Dando rienda suelta a nuestra curiosidad, indagando las criaturas que nos rodean y los astros lejanos, escrutando el Universo, encendemos en este planeta el fuego de la conciencia cósmica. Cuando en febrero de 1987 llegó a la Tierra la primera luz procedente de la supernova que había explotado 163.000 años antes en la Gran Nube de Magallanes, rápidamente se transmitió la noticia y todos los observatorios del hemisferio Sur apuntaron en esa dirección. Qui´za en ese momento el Universo -a través de nosotros- se dio cuenta de que había sufrido tal explosión. O quizá ya se había enterado antes, a través de otra conciencia que habitase un planeta más próximo a la supernova.

El universo es el máximo individuo, la entidad omniabarcadora; es lo más grande con lo que podemos identificarnos y en lo que podemos intencionalmente integrarnos. El universo es todo, es el todo, y, en la medida en que la palabra “Dios” tenga sentido no superticioso, el universo es Dios. El Universo con el que nos indentificamos, y el que cada vez conocemos mejor desde nuestra ciencia, nos abarca, nos incluye, nos sostiene, nos llena de admiración, reverencia y fervor. Lo que sentimos ante el Universo es un sentimiento panteísta, que es el único tipo de religiosidad compatible con la racionalidad y la ciencia.

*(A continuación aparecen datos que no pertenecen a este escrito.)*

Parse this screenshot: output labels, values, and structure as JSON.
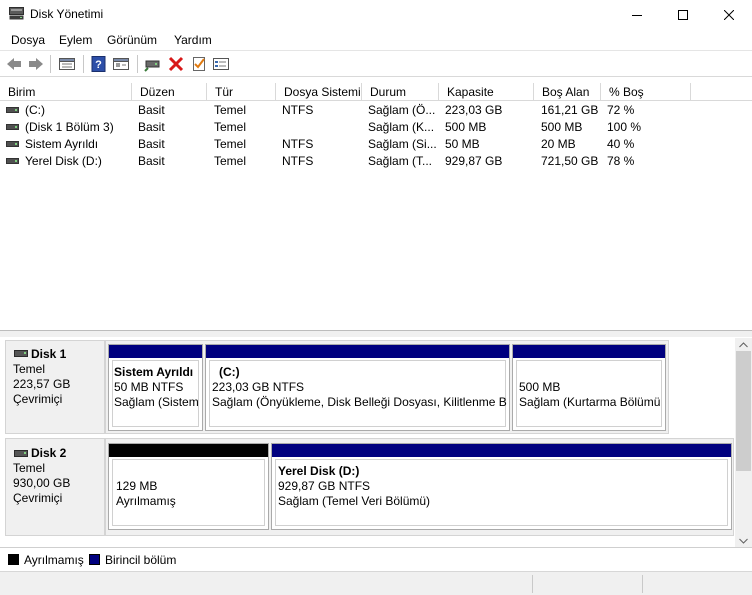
{
  "window": {
    "title": "Disk Yönetimi"
  },
  "menu": [
    "Dosya",
    "Eylem",
    "Görünüm",
    "Yardım"
  ],
  "columns": [
    "Birim",
    "Düzen",
    "Tür",
    "Dosya Sistemi",
    "Durum",
    "Kapasite",
    "Boş Alan",
    "% Boş"
  ],
  "volumes": [
    [
      "(C:)",
      "Basit",
      "Temel",
      "NTFS",
      "Sağlam (Ö...",
      "223,03 GB",
      "161,21 GB",
      "72 %"
    ],
    [
      "(Disk 1 Bölüm 3)",
      "Basit",
      "Temel",
      "",
      "Sağlam (K...",
      "500 MB",
      "500 MB",
      "100 %"
    ],
    [
      "Sistem Ayrıldı",
      "Basit",
      "Temel",
      "NTFS",
      "Sağlam (Si...",
      "50 MB",
      "20 MB",
      "40 %"
    ],
    [
      "Yerel Disk  (D:)",
      "Basit",
      "Temel",
      "NTFS",
      "Sağlam (T...",
      "929,87 GB",
      "721,50 GB",
      "78 %"
    ]
  ],
  "disks": [
    {
      "name": "Disk 1",
      "type": "Temel",
      "size": "223,57 GB",
      "status": "Çevrimiçi",
      "partitions": [
        {
          "title": "Sistem Ayrıldı",
          "size": "50 MB NTFS",
          "status": "Sağlam (Sistem"
        },
        {
          "title": "(C:)",
          "size": "223,03 GB NTFS",
          "status": "Sağlam (Önyükleme, Disk Belleği Dosyası, Kilitlenme Bil"
        },
        {
          "title": "",
          "size": "500 MB",
          "status": "Sağlam (Kurtarma Bölümü"
        }
      ]
    },
    {
      "name": "Disk 2",
      "type": "Temel",
      "size": "930,00 GB",
      "status": "Çevrimiçi",
      "partitions": [
        {
          "title": "",
          "size": "129 MB",
          "status": "Ayrılmamış"
        },
        {
          "title": "Yerel Disk   (D:)",
          "size": "929,87 GB NTFS",
          "status": "Sağlam (Temel Veri Bölümü)"
        }
      ]
    }
  ],
  "legend": {
    "unallocated": "Ayrılmamış",
    "primary": "Birincil bölüm"
  },
  "colors": {
    "primary": "#00007f",
    "unallocated": "#000000"
  },
  "toolbar_icons": [
    "back-icon",
    "forward-icon",
    "disk-list-icon",
    "help-icon",
    "properties-icon",
    "connect-icon",
    "delete-icon",
    "check-icon",
    "settings-icon"
  ]
}
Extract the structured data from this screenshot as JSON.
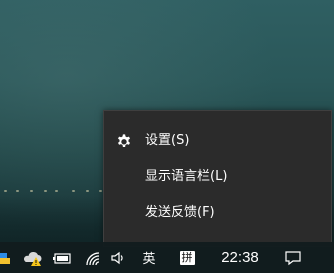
{
  "menu": {
    "items": [
      {
        "label": "设置(S)",
        "icon": "gear-icon"
      },
      {
        "label": "显示语言栏(L)"
      },
      {
        "label": "发送反馈(F)"
      }
    ]
  },
  "taskbar": {
    "input_mode": "英",
    "ime_name": "拼",
    "clock": "22:38",
    "tray_icons": [
      "app-tray-icon",
      "cloud-warning-icon",
      "battery-icon",
      "wifi-icon",
      "speaker-icon",
      "notification-icon"
    ]
  }
}
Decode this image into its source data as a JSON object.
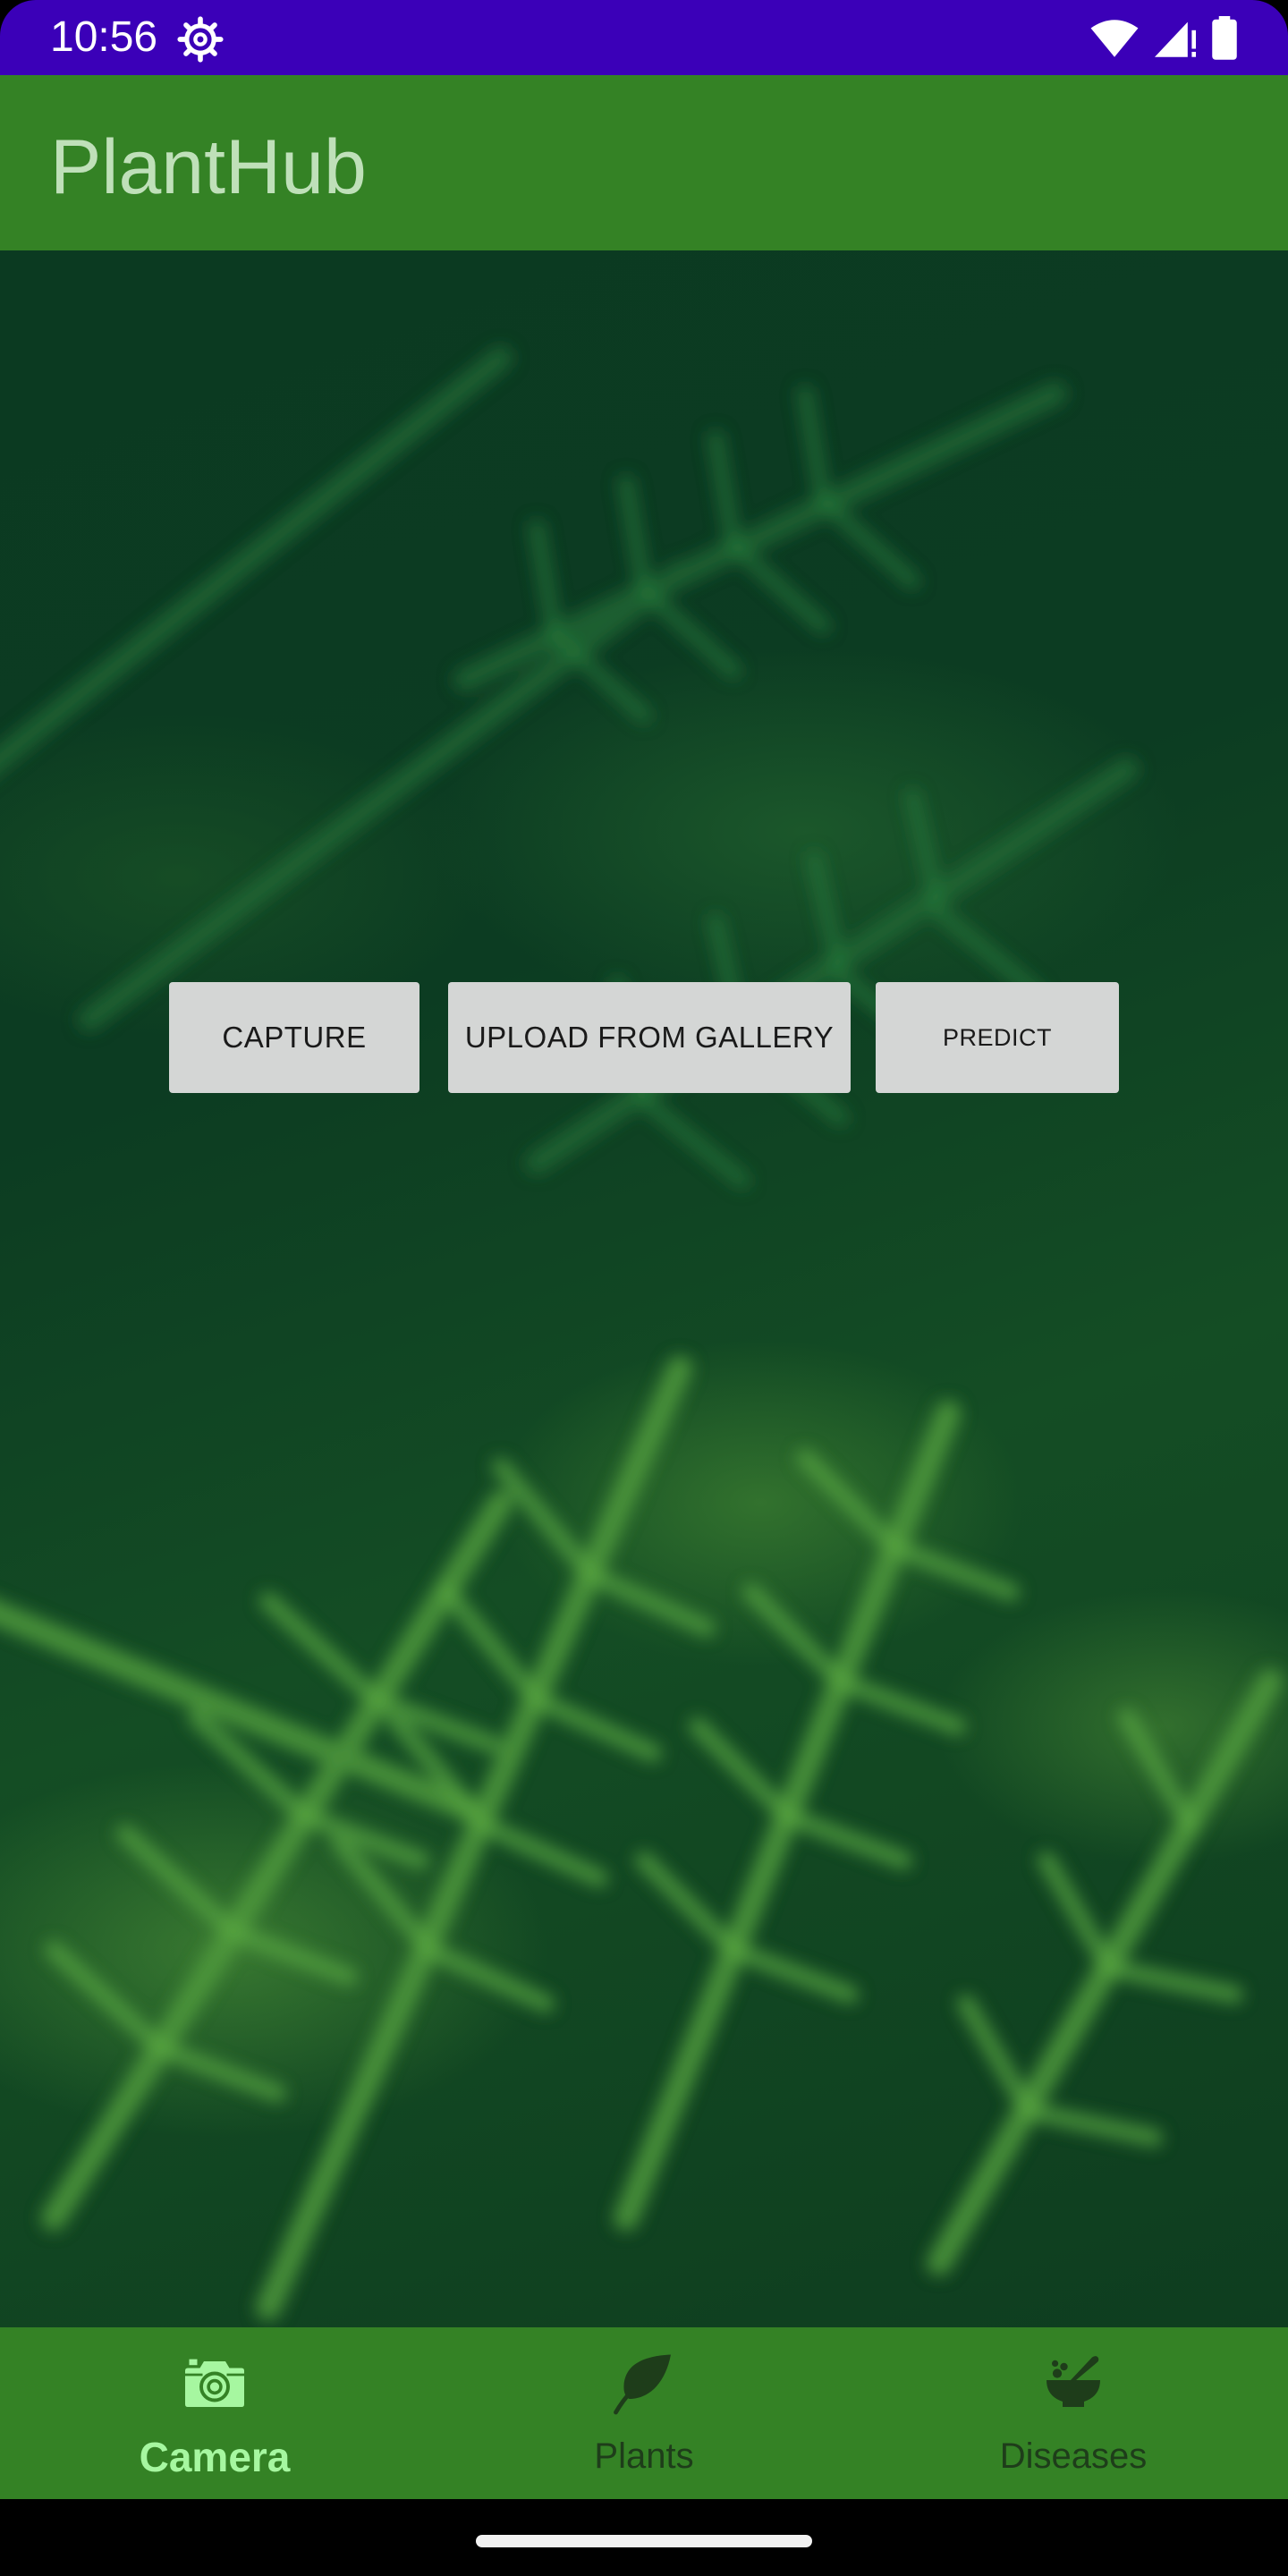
{
  "status_bar": {
    "time": "10:56",
    "icons": [
      "settings-gear-icon",
      "wifi-icon",
      "cell-signal-icon",
      "battery-icon"
    ],
    "color": "#3b00b8"
  },
  "app_bar": {
    "title": "PlantHub",
    "color": "#348225"
  },
  "actions": {
    "capture_label": "CAPTURE",
    "upload_label": "UPLOAD FROM GALLERY",
    "predict_label": "PREDICT"
  },
  "bottom_nav": {
    "items": [
      {
        "label": "Camera",
        "icon": "camera-icon",
        "selected": true
      },
      {
        "label": "Plants",
        "icon": "leaf-icon",
        "selected": false
      },
      {
        "label": "Diseases",
        "icon": "mortar-pestle-icon",
        "selected": false
      }
    ],
    "color": "#348225",
    "selected_color": "#a6f7a0"
  },
  "background_image": "fern-leaves"
}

Según Spinoza, Dios es lo mismo que la naturaleza. Para conocer a Dios hay que conocer las cosas de la naturaleza: “Cuanto más conocemos las cosas singulares, tanto más conocemos a Dios”. Spinoza propugna unir la lucidez y el fervor, el conocimiento y el amor, en lo que él llamaba amor Dei intellectualis. Amar intelectualmente a Dios, sin pretender que Dios nos corresponda, pero participando de la divinidad por el conocimiento, es nuestro más alto objetivo y nuestra mayor fuente de potencial de alegría. “El amor intelectual del alma hacia Dios es el mismo amor con el que Dios se ama a sí mismo”, es decir Dios se ama a sí mismo a través de nosotros. En nosotros el Universo se piensa, se conoce y se ama a sí mismo. Si el Universo es Dios, nosotros somos la conciencia divina.

En la lucidez incandescente de la conciencia cósmica se esconde la promesa de la armonía, la sabiduría y la felicidad. Solo en comunión con esa realidad que nos sobreaapasa y nos incluye podemos acceder a planos superiores de empatía, alegría y lucidez. Y solo desde ese nivel de sabiduría podemos encarar los problemas de nuestra vida social, de la sociedad humana en general y de la biosfera entera con alguna esperanza de solución fundamental.

La ciencia sin mística corre el riesgo de quedarse en mera gimnasia metodológica. La mística sin ciencia fácilmente degenera en autoengaño y superstición. Solo la jugosa conjunción del conocimiento científico con el sentimiento místico nos permite aspirar a alcanzar aquel estado de exaltación lúcida y plenitud vital en que consiste la comunión con el Universo. SIntonizar con el Universo, sentarnos en el trono de Dios, acompasar el pálpito de nuestro corazón a un latido divino. ¿qué más se puede pedir? También estas posibilidades forman parte de la naturaleza humana, y evocarlas y brindar por ellas es la manera que he elegido de acabar este libro.